Which key players are likely gone? Of the six free-agent starters, nose tackle Brandon Williams is the one who has the least chance of coming back. He will probably get a big deal elsewhere, and Baltimore has impressive, undrafted rookie Michael Pierce waiting in the wings. The other key free agents -- right tackle Rick Wagner, fullback Kyle Juszczyk and defensive end Lawrence Guy -- could all return because none will command top dollar. It might come as a surprise to project the return of Wagner, but a team isn't expected to overpay him like Kelechi Osemele last season. The big turnover will come in salary-cap cuts. Baltimore can save a whopping $23.3 million in cap space by parting ways with linebacker Elvis Dumervil ($6 million in savings), safety Lardarius Webb ($5.5 million), tight end Ben Watson ($3 million), cornerback Shareece Wright ($2.6 million), center Jeremy Zuttah ($2.3 million), cornerback Kyle Arrington ($2.1 million) and safety Kendrick Lewis ($1.8 million).

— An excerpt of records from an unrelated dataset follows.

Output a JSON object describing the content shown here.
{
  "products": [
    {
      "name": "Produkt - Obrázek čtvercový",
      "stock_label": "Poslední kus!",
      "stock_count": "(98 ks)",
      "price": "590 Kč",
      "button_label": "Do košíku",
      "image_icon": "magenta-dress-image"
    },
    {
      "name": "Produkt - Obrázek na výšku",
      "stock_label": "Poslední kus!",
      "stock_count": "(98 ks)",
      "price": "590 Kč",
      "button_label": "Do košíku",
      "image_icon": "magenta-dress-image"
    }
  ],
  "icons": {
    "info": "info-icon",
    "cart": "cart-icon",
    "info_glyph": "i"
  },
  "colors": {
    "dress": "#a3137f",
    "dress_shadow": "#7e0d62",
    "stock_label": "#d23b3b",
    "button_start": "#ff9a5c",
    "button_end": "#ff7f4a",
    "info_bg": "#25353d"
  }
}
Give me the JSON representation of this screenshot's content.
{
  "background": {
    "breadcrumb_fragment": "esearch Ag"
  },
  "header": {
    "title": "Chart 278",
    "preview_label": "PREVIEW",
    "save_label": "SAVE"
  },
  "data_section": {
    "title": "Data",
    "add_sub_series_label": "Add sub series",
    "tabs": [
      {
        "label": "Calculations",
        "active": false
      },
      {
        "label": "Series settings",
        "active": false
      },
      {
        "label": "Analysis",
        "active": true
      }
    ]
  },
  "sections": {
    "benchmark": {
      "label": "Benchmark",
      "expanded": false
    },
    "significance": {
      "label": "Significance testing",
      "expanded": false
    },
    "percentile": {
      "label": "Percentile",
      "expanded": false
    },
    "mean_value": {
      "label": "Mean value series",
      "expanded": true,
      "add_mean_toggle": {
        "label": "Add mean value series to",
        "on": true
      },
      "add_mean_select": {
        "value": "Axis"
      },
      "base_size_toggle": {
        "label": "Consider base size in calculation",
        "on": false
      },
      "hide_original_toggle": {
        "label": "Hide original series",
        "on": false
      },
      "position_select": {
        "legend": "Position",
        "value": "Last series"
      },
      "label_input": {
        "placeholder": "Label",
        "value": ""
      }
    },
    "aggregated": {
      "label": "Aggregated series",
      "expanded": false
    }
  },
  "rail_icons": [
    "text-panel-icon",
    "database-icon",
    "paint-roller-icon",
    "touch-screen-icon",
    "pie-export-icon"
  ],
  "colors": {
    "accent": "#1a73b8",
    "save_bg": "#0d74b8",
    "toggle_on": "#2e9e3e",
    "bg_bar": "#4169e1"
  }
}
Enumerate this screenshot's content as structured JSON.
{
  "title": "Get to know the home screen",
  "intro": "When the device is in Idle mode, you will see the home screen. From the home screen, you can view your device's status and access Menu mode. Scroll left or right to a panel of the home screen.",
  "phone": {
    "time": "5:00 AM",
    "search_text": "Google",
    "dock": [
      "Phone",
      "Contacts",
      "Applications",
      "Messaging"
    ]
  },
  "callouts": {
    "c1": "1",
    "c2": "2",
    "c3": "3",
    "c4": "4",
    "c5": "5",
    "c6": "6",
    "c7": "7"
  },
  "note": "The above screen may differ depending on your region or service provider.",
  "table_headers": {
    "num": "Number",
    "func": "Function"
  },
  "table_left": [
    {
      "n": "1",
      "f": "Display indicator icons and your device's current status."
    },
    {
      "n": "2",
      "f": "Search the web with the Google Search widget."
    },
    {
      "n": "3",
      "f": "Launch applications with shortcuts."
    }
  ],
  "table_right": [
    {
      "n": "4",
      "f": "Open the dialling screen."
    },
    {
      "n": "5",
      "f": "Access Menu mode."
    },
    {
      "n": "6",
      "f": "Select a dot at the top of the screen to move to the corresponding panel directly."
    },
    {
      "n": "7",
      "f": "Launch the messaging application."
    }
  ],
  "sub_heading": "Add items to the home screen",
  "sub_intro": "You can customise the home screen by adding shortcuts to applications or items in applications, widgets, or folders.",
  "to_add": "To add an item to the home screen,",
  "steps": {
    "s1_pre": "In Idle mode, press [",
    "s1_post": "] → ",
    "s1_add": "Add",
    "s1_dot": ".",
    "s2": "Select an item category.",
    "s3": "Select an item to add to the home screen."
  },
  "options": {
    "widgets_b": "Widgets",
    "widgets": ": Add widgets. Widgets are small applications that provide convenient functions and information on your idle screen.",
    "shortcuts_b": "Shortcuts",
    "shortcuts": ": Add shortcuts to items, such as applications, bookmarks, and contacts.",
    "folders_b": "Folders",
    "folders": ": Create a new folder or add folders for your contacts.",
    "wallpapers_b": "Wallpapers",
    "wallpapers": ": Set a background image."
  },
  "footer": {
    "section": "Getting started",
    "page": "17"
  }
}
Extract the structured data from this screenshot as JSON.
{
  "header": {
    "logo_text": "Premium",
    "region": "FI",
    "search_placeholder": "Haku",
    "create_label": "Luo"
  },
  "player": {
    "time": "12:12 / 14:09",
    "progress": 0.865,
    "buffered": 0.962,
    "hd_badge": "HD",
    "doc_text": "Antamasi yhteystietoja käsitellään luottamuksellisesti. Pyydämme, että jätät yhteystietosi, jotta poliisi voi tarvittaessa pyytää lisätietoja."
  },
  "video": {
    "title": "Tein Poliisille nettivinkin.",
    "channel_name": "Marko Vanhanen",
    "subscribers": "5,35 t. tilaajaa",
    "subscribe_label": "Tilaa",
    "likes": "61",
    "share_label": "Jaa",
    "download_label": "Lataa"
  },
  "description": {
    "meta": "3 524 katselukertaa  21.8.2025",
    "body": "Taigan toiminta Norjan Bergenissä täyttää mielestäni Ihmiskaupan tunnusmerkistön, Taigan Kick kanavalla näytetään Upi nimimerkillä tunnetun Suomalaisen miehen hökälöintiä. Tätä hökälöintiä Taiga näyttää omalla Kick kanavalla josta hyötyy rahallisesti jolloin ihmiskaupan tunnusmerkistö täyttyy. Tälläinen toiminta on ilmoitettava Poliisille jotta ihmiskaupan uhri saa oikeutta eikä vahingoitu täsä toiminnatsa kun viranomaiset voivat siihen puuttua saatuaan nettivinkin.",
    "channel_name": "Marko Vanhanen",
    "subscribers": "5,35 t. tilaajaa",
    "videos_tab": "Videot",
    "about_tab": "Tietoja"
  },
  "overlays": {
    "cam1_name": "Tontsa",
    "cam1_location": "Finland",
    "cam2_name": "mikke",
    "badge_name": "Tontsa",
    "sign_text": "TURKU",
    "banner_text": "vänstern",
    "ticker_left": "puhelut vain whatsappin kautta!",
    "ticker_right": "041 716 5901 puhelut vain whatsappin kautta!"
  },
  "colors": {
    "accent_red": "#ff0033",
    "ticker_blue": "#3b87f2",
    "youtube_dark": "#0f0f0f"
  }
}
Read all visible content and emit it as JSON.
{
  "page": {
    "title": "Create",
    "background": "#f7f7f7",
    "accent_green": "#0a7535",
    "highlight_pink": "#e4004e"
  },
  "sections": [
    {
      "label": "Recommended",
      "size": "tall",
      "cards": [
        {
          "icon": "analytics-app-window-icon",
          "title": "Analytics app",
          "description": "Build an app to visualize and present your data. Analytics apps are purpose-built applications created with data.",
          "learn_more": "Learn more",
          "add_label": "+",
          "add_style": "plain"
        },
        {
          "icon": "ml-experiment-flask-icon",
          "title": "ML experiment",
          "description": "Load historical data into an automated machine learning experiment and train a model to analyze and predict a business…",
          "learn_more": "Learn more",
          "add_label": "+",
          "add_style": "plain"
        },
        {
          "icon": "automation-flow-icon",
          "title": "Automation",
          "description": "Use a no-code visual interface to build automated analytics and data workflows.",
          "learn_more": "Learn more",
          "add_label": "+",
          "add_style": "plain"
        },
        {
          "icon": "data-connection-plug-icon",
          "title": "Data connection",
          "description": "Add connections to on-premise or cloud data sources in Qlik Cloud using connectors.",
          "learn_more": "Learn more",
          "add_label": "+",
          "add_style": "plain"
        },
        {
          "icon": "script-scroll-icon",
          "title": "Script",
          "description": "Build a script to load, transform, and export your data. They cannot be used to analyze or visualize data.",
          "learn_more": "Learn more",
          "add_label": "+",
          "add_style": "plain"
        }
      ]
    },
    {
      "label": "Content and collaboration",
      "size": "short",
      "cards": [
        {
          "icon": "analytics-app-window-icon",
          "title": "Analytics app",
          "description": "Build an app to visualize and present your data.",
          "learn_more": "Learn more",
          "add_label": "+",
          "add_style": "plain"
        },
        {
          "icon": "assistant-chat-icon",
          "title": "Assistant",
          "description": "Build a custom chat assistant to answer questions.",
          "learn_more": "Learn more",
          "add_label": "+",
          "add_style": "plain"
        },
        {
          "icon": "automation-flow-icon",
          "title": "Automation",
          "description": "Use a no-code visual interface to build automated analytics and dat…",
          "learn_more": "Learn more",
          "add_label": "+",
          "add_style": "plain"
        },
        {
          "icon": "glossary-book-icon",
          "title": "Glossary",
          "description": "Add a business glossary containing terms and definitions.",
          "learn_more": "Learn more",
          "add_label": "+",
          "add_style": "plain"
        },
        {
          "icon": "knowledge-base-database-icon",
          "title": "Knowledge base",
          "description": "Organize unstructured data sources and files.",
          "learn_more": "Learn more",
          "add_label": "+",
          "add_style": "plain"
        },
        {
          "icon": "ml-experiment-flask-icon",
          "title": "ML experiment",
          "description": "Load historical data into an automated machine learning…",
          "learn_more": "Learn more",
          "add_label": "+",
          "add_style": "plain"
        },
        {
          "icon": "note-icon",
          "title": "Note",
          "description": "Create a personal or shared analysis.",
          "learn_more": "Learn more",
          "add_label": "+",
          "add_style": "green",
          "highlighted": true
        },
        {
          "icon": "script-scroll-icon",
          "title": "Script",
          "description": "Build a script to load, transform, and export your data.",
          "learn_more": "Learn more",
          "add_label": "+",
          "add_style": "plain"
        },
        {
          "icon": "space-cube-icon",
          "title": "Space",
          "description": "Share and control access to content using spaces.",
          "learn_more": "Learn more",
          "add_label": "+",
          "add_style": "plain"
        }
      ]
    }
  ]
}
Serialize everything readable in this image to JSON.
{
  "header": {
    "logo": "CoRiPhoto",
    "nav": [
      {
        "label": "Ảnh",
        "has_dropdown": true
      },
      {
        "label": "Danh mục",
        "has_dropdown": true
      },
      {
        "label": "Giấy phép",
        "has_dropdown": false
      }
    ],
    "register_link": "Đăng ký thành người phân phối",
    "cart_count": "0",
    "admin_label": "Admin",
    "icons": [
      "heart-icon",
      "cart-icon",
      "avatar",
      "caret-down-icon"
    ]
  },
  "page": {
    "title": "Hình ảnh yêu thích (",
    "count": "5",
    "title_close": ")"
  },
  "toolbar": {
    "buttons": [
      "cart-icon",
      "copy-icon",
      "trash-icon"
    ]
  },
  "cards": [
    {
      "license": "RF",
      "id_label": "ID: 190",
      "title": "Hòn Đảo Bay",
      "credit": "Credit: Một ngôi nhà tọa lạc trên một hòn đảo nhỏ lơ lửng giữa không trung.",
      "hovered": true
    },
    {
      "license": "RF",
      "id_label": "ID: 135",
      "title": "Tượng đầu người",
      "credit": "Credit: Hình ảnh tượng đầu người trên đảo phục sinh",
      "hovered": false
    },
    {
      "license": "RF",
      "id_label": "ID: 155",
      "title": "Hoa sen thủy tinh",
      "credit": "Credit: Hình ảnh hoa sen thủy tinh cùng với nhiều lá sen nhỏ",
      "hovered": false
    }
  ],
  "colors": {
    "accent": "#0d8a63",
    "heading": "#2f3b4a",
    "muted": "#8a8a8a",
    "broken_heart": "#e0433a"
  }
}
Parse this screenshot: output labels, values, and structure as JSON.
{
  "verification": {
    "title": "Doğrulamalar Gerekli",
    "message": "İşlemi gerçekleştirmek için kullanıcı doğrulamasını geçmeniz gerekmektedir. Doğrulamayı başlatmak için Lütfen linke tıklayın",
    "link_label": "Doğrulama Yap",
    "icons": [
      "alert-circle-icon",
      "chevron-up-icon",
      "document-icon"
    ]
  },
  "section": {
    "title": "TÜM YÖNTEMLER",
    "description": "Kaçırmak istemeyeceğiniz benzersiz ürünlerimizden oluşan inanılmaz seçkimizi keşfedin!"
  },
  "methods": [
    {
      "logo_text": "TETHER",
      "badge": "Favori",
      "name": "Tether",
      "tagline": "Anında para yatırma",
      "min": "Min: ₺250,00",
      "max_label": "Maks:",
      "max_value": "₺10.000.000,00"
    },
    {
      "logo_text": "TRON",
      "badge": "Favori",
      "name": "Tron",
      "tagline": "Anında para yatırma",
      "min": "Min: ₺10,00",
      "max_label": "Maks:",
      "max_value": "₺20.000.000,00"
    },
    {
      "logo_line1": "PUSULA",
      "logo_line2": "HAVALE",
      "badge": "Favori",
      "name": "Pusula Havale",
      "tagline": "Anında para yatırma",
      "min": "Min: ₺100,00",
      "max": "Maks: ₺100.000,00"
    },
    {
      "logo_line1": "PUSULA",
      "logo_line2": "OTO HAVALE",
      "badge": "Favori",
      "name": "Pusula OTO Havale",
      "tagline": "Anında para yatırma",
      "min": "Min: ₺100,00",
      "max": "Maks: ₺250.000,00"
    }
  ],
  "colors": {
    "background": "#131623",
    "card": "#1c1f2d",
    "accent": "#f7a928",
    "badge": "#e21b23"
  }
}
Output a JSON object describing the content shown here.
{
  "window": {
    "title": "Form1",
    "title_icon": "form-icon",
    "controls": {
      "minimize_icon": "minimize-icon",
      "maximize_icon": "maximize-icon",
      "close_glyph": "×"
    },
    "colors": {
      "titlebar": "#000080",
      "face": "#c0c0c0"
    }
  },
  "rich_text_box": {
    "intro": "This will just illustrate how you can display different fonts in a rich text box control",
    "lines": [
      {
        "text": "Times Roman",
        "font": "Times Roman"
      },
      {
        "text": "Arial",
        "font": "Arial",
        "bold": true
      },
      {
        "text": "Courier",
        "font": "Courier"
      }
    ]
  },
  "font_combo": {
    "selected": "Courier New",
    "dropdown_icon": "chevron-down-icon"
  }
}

How will the backfield look next season? Terrance West earned a shot to be in the mix next season, and Dixon showed flashes of being a playmaker. But it's unlikely the Ravens will rely solely on the one-two punch of West and Dixon for another season. Both of Baltimore's offensive coordinators this season (Mornhinweg and Marc Trestman) showed no confidence in them, so it makes no sense to stick with the status quo. Only three teams ran the ball fewer times than the Ravens this season. The biggest problems: West lacks consistent explosion (4 yards per carry), and Dixon has issues with injuries (knee twice, chest and sprained hamstring) and pass protection since being drafted in the fourth round eight months ago. The Ravens were high on Todd Gurley and Ezekiel Elliott in recent drafts, and they've seen the difference Le'Veon Bell (second round) can make. Baltimore could take a running back in the early rounds if the right playmaker is available.